International career
- Years: Team / Apps / (Points)
- 1997-1998: Ireland 'A' / 2
- Correct as of 19 November 2022

= Gary Leslie =

Irish rugby union player

Gary Leslie is an Irish former rugby union player. He played tighthead prop for Queen's University RFC, Dungannon RFC, Ulster, and Ireland 'A'.

He attended Belfast High School, representing Ulster and Ireland at schools level at rugby. He studied Combined Social Sciences at Queen's University Belfast, while playing for Queen's University RFC. Graduating in 1991, he enrolled in Moy Park’s Graduate Management Trainee programme, and joined Dungannon RFC.

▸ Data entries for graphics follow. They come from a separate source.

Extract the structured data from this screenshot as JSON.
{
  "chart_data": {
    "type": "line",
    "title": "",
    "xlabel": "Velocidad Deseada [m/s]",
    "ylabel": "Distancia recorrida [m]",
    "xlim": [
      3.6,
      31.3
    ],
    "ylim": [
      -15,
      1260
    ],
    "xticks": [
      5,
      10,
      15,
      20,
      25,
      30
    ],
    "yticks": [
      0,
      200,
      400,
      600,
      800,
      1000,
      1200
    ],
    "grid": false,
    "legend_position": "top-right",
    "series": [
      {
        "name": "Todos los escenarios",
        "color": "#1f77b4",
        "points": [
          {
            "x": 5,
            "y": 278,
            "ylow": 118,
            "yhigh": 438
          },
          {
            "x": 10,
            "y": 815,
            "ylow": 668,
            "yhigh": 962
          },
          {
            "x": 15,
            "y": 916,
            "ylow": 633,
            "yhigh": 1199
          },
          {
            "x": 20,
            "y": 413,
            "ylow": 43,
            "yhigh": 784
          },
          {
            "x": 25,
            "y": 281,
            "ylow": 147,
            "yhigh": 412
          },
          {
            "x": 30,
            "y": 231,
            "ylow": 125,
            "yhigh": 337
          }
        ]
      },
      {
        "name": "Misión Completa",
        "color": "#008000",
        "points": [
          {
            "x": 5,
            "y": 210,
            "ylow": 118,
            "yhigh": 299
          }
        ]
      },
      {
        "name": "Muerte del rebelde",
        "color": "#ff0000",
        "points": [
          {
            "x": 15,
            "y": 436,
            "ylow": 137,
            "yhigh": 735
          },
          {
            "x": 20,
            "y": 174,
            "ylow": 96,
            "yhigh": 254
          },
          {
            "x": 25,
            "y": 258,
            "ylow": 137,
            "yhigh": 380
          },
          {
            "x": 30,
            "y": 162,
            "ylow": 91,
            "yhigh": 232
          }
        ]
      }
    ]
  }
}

With Dungannon, he won the Ulster Senior Cup five times, the Stevenson Shield once, the All-Ireland Floodlit Trophy in 1995, and was part of the Dungannon team who became the first Ulster club to win the All-Ireland League in 2001. At his retirement from club rugby in 2004, he held the record for the most All-Ireland League appearances with 159. He was first selected for Ulster in 1994, and played 59 times for the province. He was part of the 1999 Heineken Cup-winning squad, appearing from the bench in the final. He had a part-time contract with Ulster, retaining his full-time position as a production manager for Moy Park. He played twice for Ireland 'A' in 1997 and 1998.

He became Director of Operations, Primary Division, for Moy Park in 2009, and Director of Complexes, Fresh Business Unit in 2018. He was also active in rugby administration. He was senior vice-president of the Ulster Branch of the IRFU in 2018-19, and was appointed president of the branch in 2019, retaining the position for a second year in 2020.